Google is about to release an algorithm update that could affect mobile traffic, the new lifeblood of the Internet for many websites. The tweaks to its search recipe could help boost the visibility of sites customized for smartphones and penalize the rest, and some in the industry are calling it Mobilegeddon.
The Mountainview, Calif.-based tech giant periodically announces updates to its search properties on desktop and mobile, and the biggest changes prompt sites across the industry to adopt new practices to maintain their rankings in search results—an all important part of marketing and attracting visitors.
Google has been laying the groundwork for the mobile search changes for months if not years. Still, not all brands were ready for the changes as of Monday—Subway and Spirit Airlines had websites that looked the same on smartphones as they did on desktop computers, for instance.
Rule No. 1 is don't show the same website on different size screens, according to Jared Belsky, president of 360i. "The biggest offenders have to recognize that they can't just shrink websites that were made for larger screens," Belsky said. "And many marketers, even blue chip brands, have been slow to make sure the quality and responsiveness of their mobile websites are on par with desktop."
The importance of the mobile Web is growing, with about a third of all traffic coming from phones, according to Statista. Google has had to adjust to a mobile world in which its search ads are less valuable because they are less effective at influencing consumers and generate fewer conversions for marketers.
"A better mobile experience means conversion rates go up and search marketers spend more per click," Belsky said.
Google has a site where publishers can check their Web addresses to see if they match the new mobile standards. Spirit and Subway were just two that failed the test as of Monday.
Meanwhile, a check of The New York Times' website returned 16 recommendations on how it could be better optimized, even though it was officially mobile friendly.
"Some of the biggest and most well-known sites in the world are not fully compliant with what Google has to say," said Daniel Meehan, CEO of PadSquad, a company that helps publishers optimize for mobile.
PadSquad has heard from about a dozen smaller website owners that received a notice from Google because they were not ready for the changes, Meehan said.
Of course, it's tough to call this an apocalypse when websites have had since 2007 to adjust to smartphones, and designing for mobile has been a priority for years. Also, Google's search algorithm takes about 200 factors into consideration—not just the new mobile guidelines.

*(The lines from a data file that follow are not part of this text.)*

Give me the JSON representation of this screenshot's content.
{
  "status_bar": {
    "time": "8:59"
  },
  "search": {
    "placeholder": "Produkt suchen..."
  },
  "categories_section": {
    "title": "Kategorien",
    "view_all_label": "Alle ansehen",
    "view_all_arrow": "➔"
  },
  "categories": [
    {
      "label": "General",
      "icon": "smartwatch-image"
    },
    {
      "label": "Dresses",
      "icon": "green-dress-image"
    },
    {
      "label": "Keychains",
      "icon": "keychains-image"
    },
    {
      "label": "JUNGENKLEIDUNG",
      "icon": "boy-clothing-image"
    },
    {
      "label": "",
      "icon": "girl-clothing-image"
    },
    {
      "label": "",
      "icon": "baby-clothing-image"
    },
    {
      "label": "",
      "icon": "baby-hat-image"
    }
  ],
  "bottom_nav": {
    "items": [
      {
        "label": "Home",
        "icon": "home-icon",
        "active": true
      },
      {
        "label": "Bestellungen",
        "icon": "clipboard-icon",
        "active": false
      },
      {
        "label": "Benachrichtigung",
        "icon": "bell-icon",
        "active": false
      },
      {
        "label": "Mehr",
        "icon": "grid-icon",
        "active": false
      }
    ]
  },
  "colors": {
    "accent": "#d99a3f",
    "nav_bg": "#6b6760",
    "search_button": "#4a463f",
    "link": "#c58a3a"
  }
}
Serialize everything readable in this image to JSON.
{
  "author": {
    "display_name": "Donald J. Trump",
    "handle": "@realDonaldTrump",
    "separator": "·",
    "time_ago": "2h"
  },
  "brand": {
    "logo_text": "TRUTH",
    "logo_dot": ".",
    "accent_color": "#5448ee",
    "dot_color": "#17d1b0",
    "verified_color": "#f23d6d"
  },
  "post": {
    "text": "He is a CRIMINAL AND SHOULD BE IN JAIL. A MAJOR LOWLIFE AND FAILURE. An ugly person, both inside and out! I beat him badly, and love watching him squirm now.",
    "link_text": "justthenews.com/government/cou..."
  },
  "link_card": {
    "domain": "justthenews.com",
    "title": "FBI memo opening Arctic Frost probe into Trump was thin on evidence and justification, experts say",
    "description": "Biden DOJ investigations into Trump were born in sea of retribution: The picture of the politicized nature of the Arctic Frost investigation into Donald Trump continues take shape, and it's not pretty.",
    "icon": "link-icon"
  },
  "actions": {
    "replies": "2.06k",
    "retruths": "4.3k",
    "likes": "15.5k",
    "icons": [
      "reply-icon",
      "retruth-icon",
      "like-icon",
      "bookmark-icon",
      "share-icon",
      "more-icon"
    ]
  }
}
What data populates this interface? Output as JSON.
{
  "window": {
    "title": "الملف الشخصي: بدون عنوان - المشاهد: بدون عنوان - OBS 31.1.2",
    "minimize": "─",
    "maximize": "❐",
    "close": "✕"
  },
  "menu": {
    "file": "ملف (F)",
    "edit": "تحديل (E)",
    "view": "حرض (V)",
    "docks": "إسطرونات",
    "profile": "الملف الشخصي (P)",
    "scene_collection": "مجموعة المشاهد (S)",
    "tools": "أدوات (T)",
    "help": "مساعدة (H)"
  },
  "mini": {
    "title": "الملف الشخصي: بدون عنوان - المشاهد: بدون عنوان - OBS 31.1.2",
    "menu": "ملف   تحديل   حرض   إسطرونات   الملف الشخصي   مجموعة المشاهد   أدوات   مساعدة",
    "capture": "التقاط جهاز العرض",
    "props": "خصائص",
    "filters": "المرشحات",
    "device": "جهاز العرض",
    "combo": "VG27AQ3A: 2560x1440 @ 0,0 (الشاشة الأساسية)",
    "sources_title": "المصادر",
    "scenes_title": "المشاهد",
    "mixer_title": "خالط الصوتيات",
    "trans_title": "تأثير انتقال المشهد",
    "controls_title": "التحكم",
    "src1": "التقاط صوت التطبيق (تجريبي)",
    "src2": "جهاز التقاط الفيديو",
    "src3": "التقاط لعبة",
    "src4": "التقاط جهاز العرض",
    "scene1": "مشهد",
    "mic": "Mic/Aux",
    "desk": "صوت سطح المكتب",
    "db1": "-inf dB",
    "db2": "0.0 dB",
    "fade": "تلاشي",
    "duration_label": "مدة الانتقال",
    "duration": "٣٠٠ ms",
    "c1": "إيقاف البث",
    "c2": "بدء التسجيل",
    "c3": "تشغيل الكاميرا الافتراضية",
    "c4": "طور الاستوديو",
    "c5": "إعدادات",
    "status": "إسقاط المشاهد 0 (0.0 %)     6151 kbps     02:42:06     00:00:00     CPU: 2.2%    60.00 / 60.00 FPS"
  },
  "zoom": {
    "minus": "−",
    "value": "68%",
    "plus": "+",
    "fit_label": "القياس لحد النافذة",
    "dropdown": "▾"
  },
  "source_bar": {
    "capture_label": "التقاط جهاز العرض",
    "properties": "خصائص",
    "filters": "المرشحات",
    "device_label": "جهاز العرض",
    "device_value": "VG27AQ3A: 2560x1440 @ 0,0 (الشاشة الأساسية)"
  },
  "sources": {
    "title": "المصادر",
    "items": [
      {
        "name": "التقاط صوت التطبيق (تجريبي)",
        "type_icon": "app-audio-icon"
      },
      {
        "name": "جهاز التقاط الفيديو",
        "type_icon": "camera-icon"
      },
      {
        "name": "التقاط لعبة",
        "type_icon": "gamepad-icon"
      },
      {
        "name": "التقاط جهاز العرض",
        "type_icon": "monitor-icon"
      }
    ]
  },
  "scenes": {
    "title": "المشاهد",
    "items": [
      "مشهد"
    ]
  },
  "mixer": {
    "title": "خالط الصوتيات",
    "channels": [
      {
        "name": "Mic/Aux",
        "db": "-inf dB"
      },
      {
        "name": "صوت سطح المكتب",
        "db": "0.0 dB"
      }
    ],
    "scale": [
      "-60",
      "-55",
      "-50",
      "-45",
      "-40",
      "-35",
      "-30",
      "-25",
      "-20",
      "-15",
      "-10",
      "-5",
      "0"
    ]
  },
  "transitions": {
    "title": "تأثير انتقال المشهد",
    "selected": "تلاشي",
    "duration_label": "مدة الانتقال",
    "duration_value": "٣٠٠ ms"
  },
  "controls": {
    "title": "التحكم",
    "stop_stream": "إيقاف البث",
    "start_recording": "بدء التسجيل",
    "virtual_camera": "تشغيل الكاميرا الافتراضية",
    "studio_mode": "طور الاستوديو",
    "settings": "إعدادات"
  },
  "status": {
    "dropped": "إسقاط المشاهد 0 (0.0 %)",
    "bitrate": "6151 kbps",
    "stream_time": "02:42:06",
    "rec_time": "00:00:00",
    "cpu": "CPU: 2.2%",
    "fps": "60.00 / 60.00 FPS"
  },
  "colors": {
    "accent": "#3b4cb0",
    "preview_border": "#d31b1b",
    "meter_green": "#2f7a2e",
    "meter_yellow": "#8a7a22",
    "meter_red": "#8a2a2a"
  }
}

There are a number of details that contribute to being a mobile-friendly website, including using a font that's large enough to read. All the elements of the page should be viewable without the user having to scroll left to right, and the page should load quickly.
Google could reward and punish sites in a few ways: It will label mobile-friendly sites as such and could reduce the visibility of sites that aren't. There also has been talk that it could slap a red "slow" badge next to links to non-mobile-friendly sites.
The "slow" label has many publishers concerned, but while tests of the tag have been reported, Google has not said they are coming.
"If you get two reviews for a movie, one labeled 'mobile-friendly' and one from a site with a 'slow' label, which would you click on?" said Todd Northcutt, vp of product at IGN, a top online publisher that does get a mobile-friendly rating on Google's site analyzer. "That's why you have to make sure your content is presented in the best light."
Google has been open so far about what works on mobile and what doesn't. Below is a look at some of the key style points mobile sites need to address:
- The format of videos will affect whether a site is considered mobile friendly, so make sure all content is playable on mobile devices.
- Check your links, and make sure the mobile site is not directing people to a page formatted for desktops. Also, links should not be so close together that users can't easily click them.
- When users visit a mobile site, offers sometimes pop up asking them to go to the app instead. Google is telling websites to offer the app in a banner across the top of the page rather than blocking the whole page with an interstitial.